A tale of tails, ties and dependence for high-dimensional random matrices
Tid: Må 2025-12-15 kl 15.15
Plats: D3, Lindstedtsvägen 5
Medverkande: Johannes Heiny
Abstract: The dramatic increase and improvement of computing power and data collection devices have triggered the necessity to study and interpret the sometimes overwhelming amounts of data in an efficient and tractable way. Random matrix theory (RMT) has emerged as a powerful framework for analyzing high-dimensional data across a wide range of modern applications. As datasets grow in size and complexity, classical statistical assumptions often break down, while RMT provides asymptotic laws and spectral insights that remain stable in the high-dimensional regime. These tools enable robust estimation, anomaly detection, dimensionality reduction, and the characterization of noise versus signal in complex systems. By modeling data-dependent matrices—such as covariance, correlation, kernel, and adjacency matrices—RMT offers principled approaches for understanding their eigenvalue distributions and fluctuations. Consequently, RMT has become indispensable in fields including machine learning, finance, network science, wireless communications, and genomics, where large-scale structure and uncertainty must be navigated effectively.
In this talk, I will provide an overview of the challenges of dependence estimation for high-dimensional data, highlighting distinct phenomena for light- and heavy-tailed marginal distributions.
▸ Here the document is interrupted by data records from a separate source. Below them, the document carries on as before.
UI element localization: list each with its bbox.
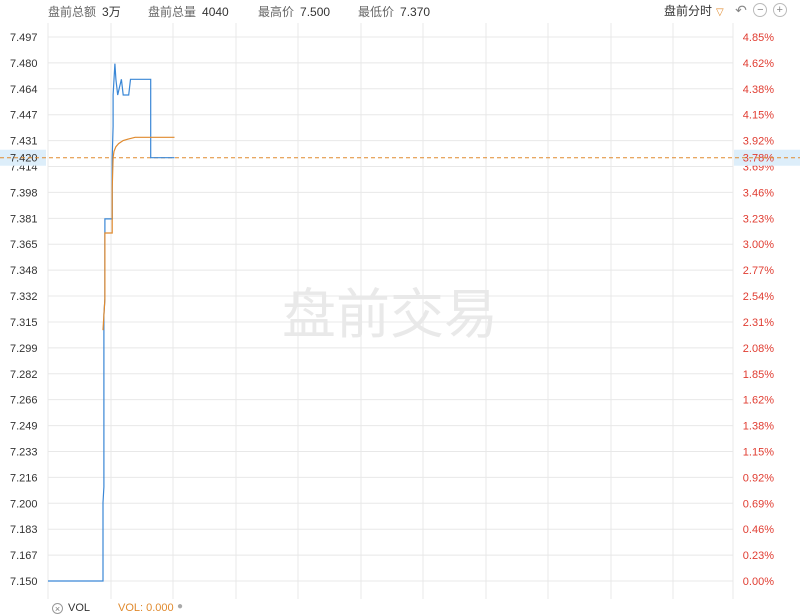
y-tick-label-left: 7.299 (10, 343, 38, 355)
y-tick-label-right: 2.77% (743, 265, 774, 277)
y-tick-label-right: 2.31% (743, 317, 774, 329)
y-tick-label-left: 7.266 (10, 395, 38, 407)
y-tick-label-left: 7.200 (10, 498, 38, 510)
y-tick-label-left: 7.348 (10, 265, 38, 277)
y-tick-label-right: 1.85% (743, 369, 774, 381)
y-tick-label-right: 4.15% (743, 110, 774, 122)
y-tick-label-right: 2.54% (743, 291, 774, 303)
volume-readout: VOL: 0.000 (118, 602, 174, 614)
indicator-name[interactable]: VOL (68, 602, 90, 614)
y-tick-label-left: 7.464 (10, 84, 38, 96)
y-tick-label-left: 7.365 (10, 239, 38, 251)
y-tick-label-left: 7.150 (10, 576, 38, 588)
y-tick-label-left: 7.381 (10, 213, 38, 225)
y-tick-label-right: 0.46% (743, 524, 774, 536)
y-tick-label-right: 3.00% (743, 239, 774, 251)
y-tick-label-left: 7.183 (10, 524, 38, 536)
y-tick-label-right: 4.38% (743, 84, 774, 96)
y-tick-label-left: 7.398 (10, 187, 38, 199)
reference-price-label: 7.420 (10, 153, 38, 165)
y-tick-label-right: 1.38% (743, 421, 774, 433)
close-indicator-icon[interactable]: × (52, 603, 63, 614)
y-tick-label-right: 3.46% (743, 187, 774, 199)
y-tick-label-right: 1.15% (743, 446, 774, 458)
y-tick-label-left: 7.233 (10, 446, 38, 458)
y-tick-label-left: 7.315 (10, 317, 38, 329)
intraday-chart[interactable]: 盘前交易 7.497 4.85% 7.480 4.62% 7.464 4.38% 7.447 4… (0, 0, 800, 600)
y-tick-label-right: 0.92% (743, 472, 774, 484)
y-tick-label-right: 4.62% (743, 58, 774, 70)
y-tick-label-right: 0.69% (743, 498, 774, 510)
y-tick-label-right: 0.23% (743, 550, 774, 562)
y-tick-label-right: 4.85% (743, 32, 774, 44)
y-tick-label-right: 3.23% (743, 213, 774, 225)
watermark: 盘前交易 (282, 283, 498, 346)
y-tick-label-left: 7.497 (10, 32, 38, 44)
y-tick-label-left: 7.167 (10, 550, 38, 562)
y-tick-label-left: 7.447 (10, 110, 38, 122)
y-tick-label-left: 7.332 (10, 291, 38, 303)
indicator-bar: × VOL VOL: 0.000 ● (0, 600, 800, 615)
y-tick-label-left: 7.480 (10, 58, 38, 70)
dot-icon: ● (177, 601, 184, 612)
y-tick-label-left: 7.431 (10, 136, 38, 148)
y-tick-label-right: 2.08% (743, 343, 774, 355)
y-tick-label-right: 1.62% (743, 395, 774, 407)
y-tick-label-left: 7.282 (10, 369, 38, 381)
reference-percent-label: 3.78% (743, 153, 774, 165)
y-tick-label-left: 7.216 (10, 472, 38, 484)
y-tick-label-right: 3.92% (743, 136, 774, 148)
y-tick-label-right: 0.00% (743, 576, 774, 588)
y-tick-label-left: 7.249 (10, 421, 38, 433)
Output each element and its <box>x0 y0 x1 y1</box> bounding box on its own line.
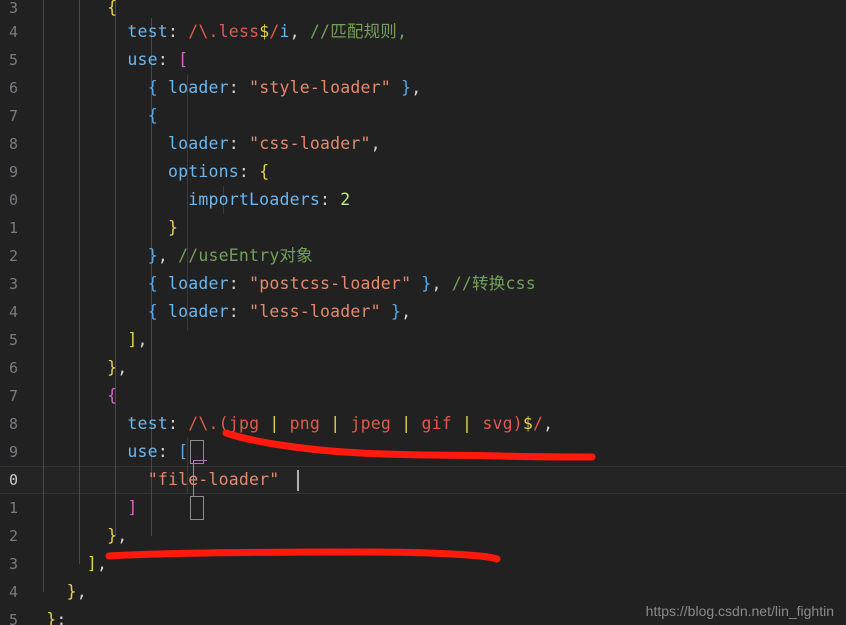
code-line-text: }, //useEntry对象 <box>147 246 313 265</box>
code-line[interactable]: }, <box>0 354 846 382</box>
code-line-text: { loader: "less-loader" }, <box>147 302 412 321</box>
line-number: 7 <box>8 387 18 405</box>
code-line[interactable]: { loader: "style-loader" }, <box>0 74 846 102</box>
code-line[interactable]: }, <box>0 522 846 550</box>
code-line[interactable]: ], <box>0 550 846 578</box>
code-line[interactable]: importLoaders: 2 <box>0 186 846 214</box>
line-number: 3 <box>8 555 18 573</box>
code-editor-screenshot: 34567890123456789012345 { test: /\.less$… <box>0 0 846 625</box>
bracket-match-open-box <box>190 440 204 464</box>
code-line-text: "file-loader" <box>147 470 280 489</box>
code-line-text: importLoaders: 2 <box>188 190 351 209</box>
line-number: 9 <box>8 443 18 461</box>
line-number: 5 <box>8 331 18 349</box>
code-line-text: test: /\.(jpg | png | jpeg | gif | svg)$… <box>127 414 554 433</box>
code-line-text: options: { <box>167 162 270 181</box>
line-number: 6 <box>8 359 18 377</box>
line-number: 6 <box>8 79 18 97</box>
code-line[interactable]: loader: "css-loader", <box>0 130 846 158</box>
code-content-area[interactable]: { test: /\.less$/i, //匹配规则, use: [ { loa… <box>0 0 846 625</box>
code-line[interactable]: "file-loader" <box>0 466 846 494</box>
text-cursor <box>297 470 299 491</box>
code-line[interactable]: { loader: "postcss-loader" }, //转换css <box>0 270 846 298</box>
bracket-match-close-box <box>190 496 204 520</box>
watermark-url: https://blog.csdn.net/lin_fightin <box>645 603 834 619</box>
code-line[interactable]: }, <box>0 578 846 606</box>
code-line[interactable]: test: /\.(jpg | png | jpeg | gif | svg)$… <box>0 410 846 438</box>
code-line[interactable]: options: { <box>0 158 846 186</box>
code-line-text: { loader: "postcss-loader" }, //转换css <box>147 274 536 293</box>
line-number-gutter: 34567890123456789012345 <box>0 0 26 625</box>
line-number: 3 <box>8 275 18 293</box>
line-number: 9 <box>8 163 18 181</box>
line-number: 5 <box>8 611 18 625</box>
code-line[interactable]: test: /\.less$/i, //匹配规则, <box>0 18 846 46</box>
code-line[interactable]: { loader: "less-loader" }, <box>0 298 846 326</box>
code-line-text: } <box>167 218 179 237</box>
line-number: 8 <box>8 415 18 433</box>
code-line[interactable]: ] <box>0 494 846 522</box>
code-line[interactable]: } <box>0 214 846 242</box>
code-line[interactable]: ], <box>0 326 846 354</box>
code-line-text: test: /\.less$/i, //匹配规则, <box>127 22 408 41</box>
line-number: 4 <box>8 583 18 601</box>
code-line-text: use: [ <box>127 50 189 69</box>
line-number: 1 <box>8 499 18 517</box>
line-number: 0 <box>8 471 18 489</box>
line-number: 2 <box>8 247 18 265</box>
code-line[interactable]: { <box>0 382 846 410</box>
code-line[interactable]: use: [ <box>0 46 846 74</box>
line-number: 2 <box>8 527 18 545</box>
code-line[interactable]: }, //useEntry对象 <box>0 242 846 270</box>
line-number: 7 <box>8 107 18 125</box>
line-number: 4 <box>8 23 18 41</box>
code-line-text: loader: "css-loader", <box>167 134 381 153</box>
line-number: 1 <box>8 219 18 237</box>
line-number: 0 <box>8 191 18 209</box>
line-number: 4 <box>8 303 18 321</box>
code-line[interactable]: { <box>0 102 846 130</box>
code-line-text: { loader: "style-loader" }, <box>147 78 422 97</box>
code-line-text: use: [ <box>127 442 189 461</box>
code-line[interactable]: use: [ <box>0 438 846 466</box>
line-number: 5 <box>8 51 18 69</box>
line-number: 8 <box>8 135 18 153</box>
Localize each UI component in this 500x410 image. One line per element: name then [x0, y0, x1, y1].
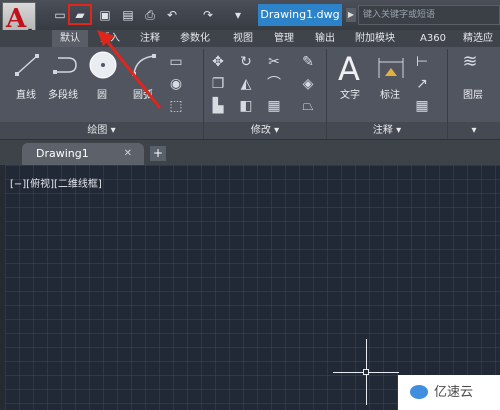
stretch-icon[interactable]: ▙: [210, 98, 226, 114]
close-icon[interactable]: ✕: [124, 143, 132, 165]
erase-icon[interactable]: ✎: [300, 54, 316, 70]
open-highlight-box: [68, 4, 92, 25]
annotation-panel-title: 注释: [372, 125, 393, 136]
draw-panel-title: 绘图: [87, 125, 108, 136]
tab-parametric[interactable]: 参数化: [180, 30, 210, 47]
tab-default[interactable]: 默认: [52, 30, 88, 47]
text-label[interactable]: 文字: [340, 90, 360, 102]
file-tab[interactable]: Drawing1 ✕: [22, 143, 144, 165]
plot-icon[interactable]: ⎙: [142, 7, 158, 23]
modify-panel-footer[interactable]: 修改 ▾: [204, 122, 326, 139]
line-icon[interactable]: [14, 52, 40, 78]
tab-output[interactable]: 输出: [315, 30, 335, 47]
copy-icon[interactable]: ❐: [210, 76, 226, 92]
polyline-label[interactable]: 多段线: [48, 90, 78, 102]
array-icon[interactable]: ▦: [266, 98, 282, 114]
layer-properties-icon[interactable]: ≋: [462, 53, 478, 71]
dimension-label[interactable]: 标注: [380, 90, 400, 102]
saveas-icon[interactable]: ▤: [120, 7, 136, 23]
trim-icon[interactable]: ✂: [266, 54, 282, 70]
offset-icon[interactable]: ⏢: [300, 98, 316, 114]
rotate-icon[interactable]: ↻: [238, 54, 254, 70]
drawing-canvas[interactable]: [0, 165, 500, 410]
watermark-text: 亿速云: [434, 385, 474, 400]
tab-featured[interactable]: 精选应: [463, 30, 493, 47]
modify-panel-title: 修改: [250, 125, 271, 136]
fillet-icon[interactable]: ⌒: [266, 76, 282, 92]
linear-dim-icon[interactable]: ⊢: [414, 54, 430, 70]
tab-manage[interactable]: 管理: [274, 30, 294, 47]
text-icon[interactable]: A: [338, 52, 360, 86]
search-input[interactable]: 键入关键字或短语: [358, 5, 500, 25]
mirror-icon[interactable]: ◭: [238, 76, 254, 92]
table-icon[interactable]: ▦: [414, 98, 430, 114]
save-icon[interactable]: ▣: [97, 7, 113, 23]
search-arrow-icon[interactable]: ▶: [346, 8, 356, 22]
layer-panel-footer[interactable]: ▾: [448, 122, 500, 139]
move-icon[interactable]: ✥: [210, 54, 226, 70]
new-icon[interactable]: ▭: [52, 7, 68, 23]
draw-panel-footer[interactable]: 绘图 ▾: [0, 122, 203, 139]
tab-a360[interactable]: A360: [420, 30, 446, 47]
polyline-icon[interactable]: [52, 52, 80, 78]
crosshair-pickbox: [363, 369, 369, 375]
tab-addins[interactable]: 附加模块: [355, 30, 395, 47]
line-label[interactable]: 直线: [16, 90, 36, 102]
tab-view[interactable]: 视图: [233, 30, 253, 47]
explode-icon[interactable]: ◈: [300, 76, 316, 92]
document-title: Drawing1.dwg: [258, 4, 342, 26]
dimension-icon[interactable]: [376, 54, 406, 82]
redo-icon[interactable]: ↷: [200, 7, 216, 23]
viewport-controls[interactable]: [−][俯视][二维线框]: [10, 175, 102, 190]
file-tab-label: Drawing1: [36, 147, 89, 160]
leader-icon[interactable]: ↗: [414, 76, 430, 92]
layer-label[interactable]: 图层: [463, 90, 483, 102]
scale-icon[interactable]: ◧: [238, 98, 254, 114]
customize-icon[interactable]: ▾: [230, 7, 246, 23]
watermark-logo-icon: [410, 385, 428, 399]
undo-icon[interactable]: ↶: [164, 7, 180, 23]
annotation-panel-footer[interactable]: 注释 ▾: [327, 122, 447, 139]
red-arrow-annotation: [97, 30, 162, 109]
new-tab-button[interactable]: +: [150, 146, 166, 161]
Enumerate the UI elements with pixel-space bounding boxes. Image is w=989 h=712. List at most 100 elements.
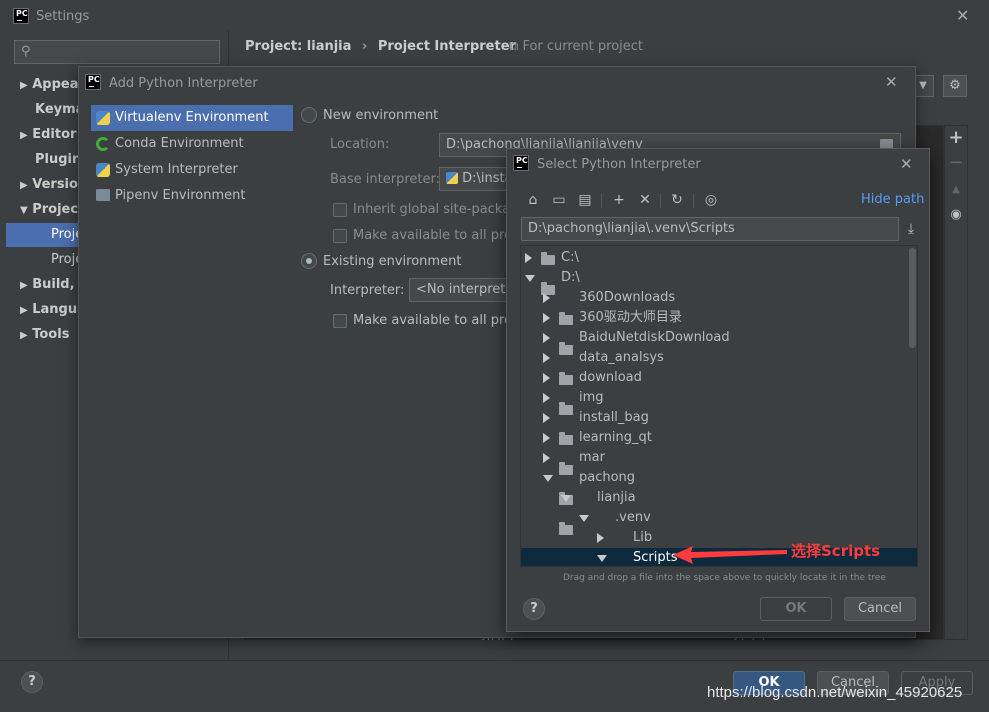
sidebar-item-project[interactable]: ▼ Project <box>20 202 84 217</box>
home-icon[interactable]: ⌂ <box>524 191 542 209</box>
pycharm-logo: PC <box>513 155 529 171</box>
new-environment-radio[interactable] <box>301 107 317 123</box>
refresh-icon[interactable]: ↻ <box>668 191 686 209</box>
tree-item[interactable]: 360驱动大师目录 <box>579 308 682 328</box>
tree-item[interactable]: D:\ <box>561 268 580 288</box>
remove-package-icon[interactable]: − <box>947 154 965 172</box>
expand-toggle-icon[interactable] <box>543 293 550 303</box>
python-icon <box>96 163 110 177</box>
expand-toggle-icon[interactable] <box>543 453 550 463</box>
base-interpreter-label: Base interpreter: <box>330 172 440 187</box>
watermark: https://blog.csdn.net/weixin_45920625 <box>707 684 963 701</box>
tree-scrollbar[interactable] <box>909 248 916 348</box>
collapse-toggle-icon[interactable] <box>543 475 553 482</box>
add-interpreter-title: Add Python Interpreter <box>109 76 258 91</box>
tree-item[interactable]: install_bag <box>579 408 649 428</box>
download-icon[interactable]: ⤓ <box>902 220 920 238</box>
inherit-checkbox[interactable] <box>333 203 347 217</box>
interpreter-value: <No interpreter <box>416 282 519 297</box>
select-interpreter-title: Select Python Interpreter <box>537 157 701 172</box>
expand-toggle-icon[interactable] <box>543 313 550 323</box>
breadcrumb-separator: › <box>361 39 368 54</box>
collapse-toggle-icon[interactable] <box>525 275 535 282</box>
upgrade-package-icon[interactable]: ▲ <box>947 181 965 199</box>
expand-toggle-icon[interactable] <box>543 413 550 423</box>
interpreter-select[interactable]: <No interpreter <box>409 278 519 302</box>
pycharm-logo: PC <box>85 74 101 90</box>
path-value: D:\pachong\lianjia\.venv\Scripts <box>528 221 735 236</box>
gear-icon[interactable]: ⚙ <box>943 75 967 97</box>
settings-help-button[interactable]: ? <box>21 671 43 693</box>
tree-item[interactable]: lianjia <box>597 488 636 508</box>
tree-item[interactable]: data_analsys <box>579 348 664 368</box>
conda-icon <box>96 137 110 151</box>
select-cancel-button[interactable]: Cancel <box>844 597 916 621</box>
sidebar-item-editor[interactable]: ▶ Editor <box>20 127 76 142</box>
tree-item[interactable]: img <box>579 388 604 408</box>
tree-item[interactable]: .venv <box>615 508 651 528</box>
expand-toggle-icon[interactable] <box>543 393 550 403</box>
folder-icon <box>559 462 573 475</box>
collapse-toggle-icon[interactable] <box>561 495 571 502</box>
collapse-toggle-icon[interactable] <box>579 515 589 522</box>
tree-item[interactable]: pachong <box>579 468 635 488</box>
tree-item[interactable]: 360Downloads <box>579 288 675 308</box>
select-ok-button[interactable]: OK <box>760 597 832 621</box>
tree-item[interactable]: learning_qt <box>579 428 652 448</box>
tree-item[interactable]: BaiduNetdiskDownload <box>579 328 730 348</box>
env-type-system[interactable]: System Interpreter <box>115 162 238 177</box>
expand-toggle-icon[interactable] <box>543 353 550 363</box>
project-folder-icon[interactable]: ▤ <box>576 191 594 209</box>
toolbar-separator <box>660 194 661 208</box>
path-input[interactable]: D:\pachong\lianjia\.venv\Scripts <box>521 217 899 241</box>
env-type-list: Virtualenv Environment Conda Environment… <box>89 105 293 225</box>
hide-path-link[interactable]: Hide path <box>861 192 924 207</box>
folder-icon <box>559 312 573 325</box>
toolbar-separator <box>693 194 694 208</box>
add-package-icon[interactable]: + <box>947 129 965 147</box>
desktop-icon[interactable]: ▭ <box>550 191 568 209</box>
interpreter-label: Interpreter: <box>330 283 405 298</box>
expand-toggle-icon[interactable] <box>597 533 604 543</box>
make-available-checkbox-1[interactable] <box>333 229 347 243</box>
tree-item[interactable]: download <box>579 368 642 388</box>
env-type-conda[interactable]: Conda Environment <box>115 136 244 151</box>
collapse-toggle-icon[interactable] <box>597 555 607 562</box>
expand-toggle-icon[interactable] <box>543 373 550 383</box>
packages-toolbar: + − ▲ ◉ <box>944 125 968 640</box>
eye-icon[interactable]: ◉ <box>947 206 965 224</box>
tree-item[interactable]: mar <box>579 448 605 468</box>
existing-environment-radio[interactable] <box>301 253 317 269</box>
toolbar-separator <box>601 194 602 208</box>
close-icon[interactable]: ✕ <box>900 155 913 173</box>
tree-item[interactable]: Lib <box>633 528 652 548</box>
folder-icon <box>559 522 573 535</box>
pipenv-icon <box>96 189 110 201</box>
file-tree: C:\ D:\ 360Downloads 360驱动大师目录 BaiduNetdiskD… <box>520 245 918 567</box>
tree-item[interactable]: C:\ <box>561 248 579 268</box>
new-folder-icon[interactable]: + <box>610 191 628 209</box>
make-available-label-2: Make available to all proje <box>353 313 524 328</box>
close-icon[interactable]: ✕ <box>885 73 898 91</box>
make-available-checkbox-2[interactable] <box>333 314 347 328</box>
expand-toggle-icon[interactable] <box>543 433 550 443</box>
env-type-pipenv[interactable]: Pipenv Environment <box>115 188 246 203</box>
expand-toggle-icon[interactable] <box>543 333 550 343</box>
folder-icon <box>559 342 573 355</box>
show-hidden-icon[interactable]: ◎ <box>702 191 720 209</box>
sidebar-item-appearance[interactable]: ▶ Appear <box>20 77 85 92</box>
sidebar-item-tools[interactable]: ▶ Tools <box>20 327 69 342</box>
settings-search-input[interactable]: ⚲ <box>14 40 220 64</box>
folder-icon <box>559 372 573 385</box>
folder-icon <box>559 402 573 415</box>
for-current-project: ⧉ For current project <box>509 39 644 54</box>
close-icon[interactable]: ✕ <box>956 6 969 25</box>
select-help-button[interactable]: ? <box>523 598 545 620</box>
expand-toggle-icon[interactable] <box>525 253 532 263</box>
copy-icon: ⧉ <box>509 39 519 54</box>
delete-icon[interactable]: ✕ <box>636 191 654 209</box>
sidebar-item-languages[interactable]: ▶ Langua <box>20 302 86 317</box>
drag-drop-hint: Drag and drop a file into the space abov… <box>563 573 886 583</box>
env-type-label: Virtualenv Environment <box>115 110 269 125</box>
breadcrumb: Project: lianjia › Project Interpreter <box>245 39 516 54</box>
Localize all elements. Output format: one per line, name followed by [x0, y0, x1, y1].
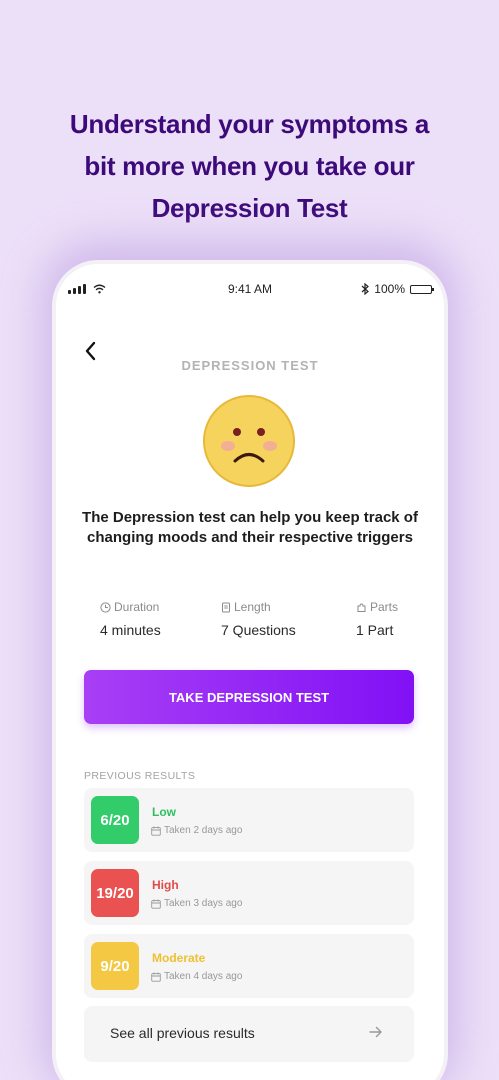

We will see that self-normalization can often stabilize the eigenvalue distribution of large matrices.
Moreover, we provide distribution-free results for multivariate empirical versions of Kendall's Tau and Spearman's Rho in a setting where the dimension grows at most proportionally to the sample size. Although rank-based measures are known to be well suited for discrete and heavy-tailed data, previous works in the field focused mostly on the continuous and light-tailed case. We close this gap by imposing mild assumptions and allowing for general types of distributions. Interestingly, our analysis reveals that a non-trivial adjustment of classical Kendall's Tau is needed to obtain a pivotal limiting distribution in the presence of tied data.